I am still processing all I heard and learned at the ADA Community Volunteer Leadership Conference this weekend. I came away with a renewed sense of urgency about finding a cure for diabetes. The word “epidemic” was used several times. In the case of diabetes I am not sure that people entirely understand that it truly is an epidemic. When we think about this concept flu or other diseases that kill people quickly come to mind and they are often more visible. As I walked through the airport yesterday (and not just in New Orleans), I had a greater realization that I could be walking by several people who live with this disease and not even know it. Diabetes is not a visible disease to most of us. There can be tell tale signs if you know what you are looking for or looking at. A pump can just look like a piece of technology to an untrained eye.
One of the things that really struck me was during the research session. Dr. Bob Ratner talked about not having had patients who lost their sight or had amputations for many years. This, of course, hit home with me. The career development and mentorship programs for research are one of the very exciting and promising programs of the ADA. This is where a cure will be discovered.

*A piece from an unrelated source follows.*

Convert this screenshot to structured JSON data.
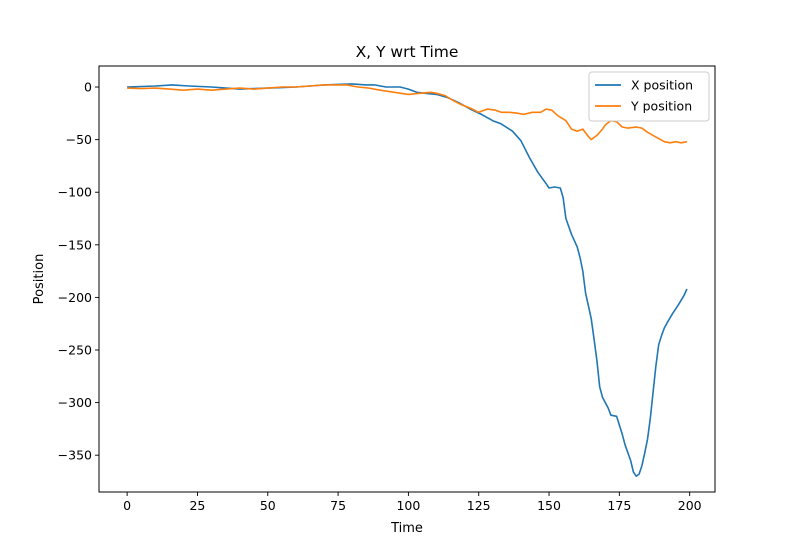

I also have a greater understanding of the mission and work of the Association. Programs to assist people living with diabetes touch every segment of the population. They are tailored to the demographics of the local area so that they meet the needs of those living there. Hearing about the successes with the Safe at School program was encouraging. Listening to reports on advocacy, building capacity, and carrying out the mission have given me much to think about over the next few months.